Tapping into the same love of “science” that lead Discovery to try to feed a man to a snake last year, A&E has announced that it’s going to bury some people alive and see how they react. (As all “scientific” experiments require a testable hypothesis, here’s one the network can have for free: They will not like it very much.)
Titled Fear: Buried Alive, the show will air on October 26 and feature three experimental subjects, all of whom will be placed in “underground coffins” and subjected to “a series of escalating horrors designed to test the strength of their psyches.” The show is being pitched as a form of immersion therapy, on the theory that being trapped and immobilized in an airtight box will finally free people of their irrational phobias of being buried, aware and screaming, in their own untimely graves.
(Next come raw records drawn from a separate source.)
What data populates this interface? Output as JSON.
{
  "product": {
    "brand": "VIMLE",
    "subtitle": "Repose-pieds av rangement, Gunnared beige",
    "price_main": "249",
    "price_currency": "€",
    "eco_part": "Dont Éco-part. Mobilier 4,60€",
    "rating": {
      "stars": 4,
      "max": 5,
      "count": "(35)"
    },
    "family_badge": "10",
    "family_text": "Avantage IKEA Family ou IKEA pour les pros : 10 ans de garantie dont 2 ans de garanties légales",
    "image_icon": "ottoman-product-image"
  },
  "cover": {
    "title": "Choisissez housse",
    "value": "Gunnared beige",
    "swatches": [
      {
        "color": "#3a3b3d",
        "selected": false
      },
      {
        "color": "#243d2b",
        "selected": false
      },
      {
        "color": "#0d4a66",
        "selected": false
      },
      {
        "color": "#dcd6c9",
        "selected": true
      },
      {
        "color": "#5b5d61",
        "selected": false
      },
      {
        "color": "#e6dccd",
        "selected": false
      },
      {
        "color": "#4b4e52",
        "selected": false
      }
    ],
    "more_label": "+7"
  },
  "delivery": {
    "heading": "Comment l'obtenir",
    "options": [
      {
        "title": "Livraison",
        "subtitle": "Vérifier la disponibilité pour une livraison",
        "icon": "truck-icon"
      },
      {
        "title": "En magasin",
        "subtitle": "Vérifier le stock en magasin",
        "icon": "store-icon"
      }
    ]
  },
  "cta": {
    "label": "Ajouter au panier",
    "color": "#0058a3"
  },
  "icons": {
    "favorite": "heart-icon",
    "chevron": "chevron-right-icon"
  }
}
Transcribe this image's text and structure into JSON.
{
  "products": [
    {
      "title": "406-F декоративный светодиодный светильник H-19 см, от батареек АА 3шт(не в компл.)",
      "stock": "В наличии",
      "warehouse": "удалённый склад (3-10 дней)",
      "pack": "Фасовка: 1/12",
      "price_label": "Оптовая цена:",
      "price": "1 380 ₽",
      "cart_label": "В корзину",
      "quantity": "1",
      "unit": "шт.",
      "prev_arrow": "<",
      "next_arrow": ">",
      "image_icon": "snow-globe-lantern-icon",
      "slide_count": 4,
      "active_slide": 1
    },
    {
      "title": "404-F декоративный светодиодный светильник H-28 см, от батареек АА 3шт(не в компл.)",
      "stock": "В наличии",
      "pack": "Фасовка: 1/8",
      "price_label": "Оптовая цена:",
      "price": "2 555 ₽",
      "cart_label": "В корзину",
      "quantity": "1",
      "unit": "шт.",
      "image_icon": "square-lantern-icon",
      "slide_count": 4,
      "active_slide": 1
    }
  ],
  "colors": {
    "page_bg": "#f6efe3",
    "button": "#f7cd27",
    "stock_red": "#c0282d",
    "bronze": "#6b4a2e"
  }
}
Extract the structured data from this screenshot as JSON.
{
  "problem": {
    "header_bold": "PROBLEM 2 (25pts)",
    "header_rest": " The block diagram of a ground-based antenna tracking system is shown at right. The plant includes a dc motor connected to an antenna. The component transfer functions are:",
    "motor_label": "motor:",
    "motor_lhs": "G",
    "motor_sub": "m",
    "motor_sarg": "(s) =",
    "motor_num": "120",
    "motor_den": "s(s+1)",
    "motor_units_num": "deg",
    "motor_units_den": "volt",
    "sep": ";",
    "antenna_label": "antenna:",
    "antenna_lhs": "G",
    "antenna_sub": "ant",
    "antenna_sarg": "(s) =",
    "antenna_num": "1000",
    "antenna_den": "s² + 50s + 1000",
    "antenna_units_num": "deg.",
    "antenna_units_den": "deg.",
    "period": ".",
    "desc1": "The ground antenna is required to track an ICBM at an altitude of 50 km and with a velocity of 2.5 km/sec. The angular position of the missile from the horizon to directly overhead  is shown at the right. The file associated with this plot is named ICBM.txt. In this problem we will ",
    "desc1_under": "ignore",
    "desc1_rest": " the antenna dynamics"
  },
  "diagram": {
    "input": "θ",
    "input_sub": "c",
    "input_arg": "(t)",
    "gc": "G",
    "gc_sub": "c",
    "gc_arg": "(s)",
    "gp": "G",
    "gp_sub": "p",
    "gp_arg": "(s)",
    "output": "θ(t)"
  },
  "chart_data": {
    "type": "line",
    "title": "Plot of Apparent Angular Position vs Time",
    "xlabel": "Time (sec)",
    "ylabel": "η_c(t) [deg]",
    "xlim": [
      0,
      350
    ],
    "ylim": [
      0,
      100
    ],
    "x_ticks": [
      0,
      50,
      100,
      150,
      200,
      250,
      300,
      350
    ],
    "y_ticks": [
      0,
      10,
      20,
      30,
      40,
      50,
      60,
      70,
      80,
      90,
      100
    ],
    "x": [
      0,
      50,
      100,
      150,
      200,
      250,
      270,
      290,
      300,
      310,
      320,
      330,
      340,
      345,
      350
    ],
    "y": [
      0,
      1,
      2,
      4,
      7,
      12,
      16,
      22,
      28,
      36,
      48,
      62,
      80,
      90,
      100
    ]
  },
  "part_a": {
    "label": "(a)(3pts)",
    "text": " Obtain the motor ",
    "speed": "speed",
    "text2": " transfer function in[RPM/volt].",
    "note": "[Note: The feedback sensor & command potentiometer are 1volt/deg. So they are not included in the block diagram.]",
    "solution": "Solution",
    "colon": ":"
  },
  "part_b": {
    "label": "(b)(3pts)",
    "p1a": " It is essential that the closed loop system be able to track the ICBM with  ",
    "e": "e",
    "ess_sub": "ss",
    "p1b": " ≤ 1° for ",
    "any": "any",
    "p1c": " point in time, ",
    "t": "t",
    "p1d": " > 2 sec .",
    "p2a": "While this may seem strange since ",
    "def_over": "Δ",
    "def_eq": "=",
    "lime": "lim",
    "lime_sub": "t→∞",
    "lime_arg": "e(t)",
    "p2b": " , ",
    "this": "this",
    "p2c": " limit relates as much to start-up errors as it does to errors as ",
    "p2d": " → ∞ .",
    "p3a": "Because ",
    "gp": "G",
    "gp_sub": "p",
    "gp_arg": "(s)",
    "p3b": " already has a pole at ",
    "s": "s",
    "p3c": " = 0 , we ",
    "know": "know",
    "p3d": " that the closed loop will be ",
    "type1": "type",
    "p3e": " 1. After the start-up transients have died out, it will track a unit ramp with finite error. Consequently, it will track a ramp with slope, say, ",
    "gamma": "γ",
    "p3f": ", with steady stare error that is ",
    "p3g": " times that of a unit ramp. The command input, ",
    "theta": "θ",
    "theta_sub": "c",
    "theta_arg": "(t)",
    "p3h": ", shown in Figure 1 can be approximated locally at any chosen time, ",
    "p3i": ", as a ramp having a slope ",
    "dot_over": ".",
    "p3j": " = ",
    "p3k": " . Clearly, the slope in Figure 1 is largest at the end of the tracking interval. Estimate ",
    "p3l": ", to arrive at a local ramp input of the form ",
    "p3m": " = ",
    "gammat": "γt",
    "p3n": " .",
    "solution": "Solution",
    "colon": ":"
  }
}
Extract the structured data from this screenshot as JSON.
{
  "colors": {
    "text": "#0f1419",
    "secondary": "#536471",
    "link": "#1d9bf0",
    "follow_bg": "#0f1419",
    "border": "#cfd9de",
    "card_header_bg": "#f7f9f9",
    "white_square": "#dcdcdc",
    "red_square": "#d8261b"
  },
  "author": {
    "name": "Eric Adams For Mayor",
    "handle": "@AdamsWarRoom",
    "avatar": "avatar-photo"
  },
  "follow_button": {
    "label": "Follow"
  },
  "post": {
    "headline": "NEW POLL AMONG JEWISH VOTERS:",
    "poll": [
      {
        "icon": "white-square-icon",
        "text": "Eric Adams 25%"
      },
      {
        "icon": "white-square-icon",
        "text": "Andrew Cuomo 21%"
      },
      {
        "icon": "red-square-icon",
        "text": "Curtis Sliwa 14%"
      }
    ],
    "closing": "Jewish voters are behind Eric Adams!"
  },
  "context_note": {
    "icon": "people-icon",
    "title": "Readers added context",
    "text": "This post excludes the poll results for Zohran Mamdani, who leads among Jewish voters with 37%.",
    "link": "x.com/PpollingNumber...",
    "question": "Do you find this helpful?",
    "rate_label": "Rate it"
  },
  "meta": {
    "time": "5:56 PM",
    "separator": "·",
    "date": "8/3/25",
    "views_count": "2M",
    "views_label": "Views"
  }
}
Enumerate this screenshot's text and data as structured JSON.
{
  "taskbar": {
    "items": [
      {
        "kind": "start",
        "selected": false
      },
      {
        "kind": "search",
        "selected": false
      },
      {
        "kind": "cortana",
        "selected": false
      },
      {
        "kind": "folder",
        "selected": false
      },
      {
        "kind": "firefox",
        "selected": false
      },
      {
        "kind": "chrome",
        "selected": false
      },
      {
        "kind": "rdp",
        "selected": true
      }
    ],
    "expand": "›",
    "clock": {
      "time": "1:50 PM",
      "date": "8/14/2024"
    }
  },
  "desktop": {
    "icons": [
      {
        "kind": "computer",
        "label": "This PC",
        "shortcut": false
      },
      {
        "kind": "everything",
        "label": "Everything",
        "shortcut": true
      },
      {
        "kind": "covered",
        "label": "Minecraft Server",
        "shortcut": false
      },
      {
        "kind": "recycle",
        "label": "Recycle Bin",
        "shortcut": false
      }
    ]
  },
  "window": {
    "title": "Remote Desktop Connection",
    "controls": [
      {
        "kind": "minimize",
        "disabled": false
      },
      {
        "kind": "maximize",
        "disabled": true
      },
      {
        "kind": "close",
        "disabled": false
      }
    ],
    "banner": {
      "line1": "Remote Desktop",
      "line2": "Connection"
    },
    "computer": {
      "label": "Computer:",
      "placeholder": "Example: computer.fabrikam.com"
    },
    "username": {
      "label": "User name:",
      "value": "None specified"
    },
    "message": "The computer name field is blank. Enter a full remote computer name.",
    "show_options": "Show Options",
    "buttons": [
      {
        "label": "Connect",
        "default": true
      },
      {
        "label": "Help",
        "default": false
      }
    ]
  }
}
A&E has assured future viewers that all of the subjects will be scientifically monitored, and that every possible precaution—outside of not burying people alive as part of a Halloween TV stunt—has been taken for the show.
Not wanting to leave viewers out of the claustrophobic fun, the Buried Alive producers have also hired The Green Inferno director Eli Roth to show up and talk about “how he creates fear.” Psychologists agree that being forced to listen to Roth recount the making of Cabin Fever and wax nostalgic about the set of Inglourious Basterds is the talking-head equivalent of being pinned beneath six feet of hard earth in a thin-walled box of death.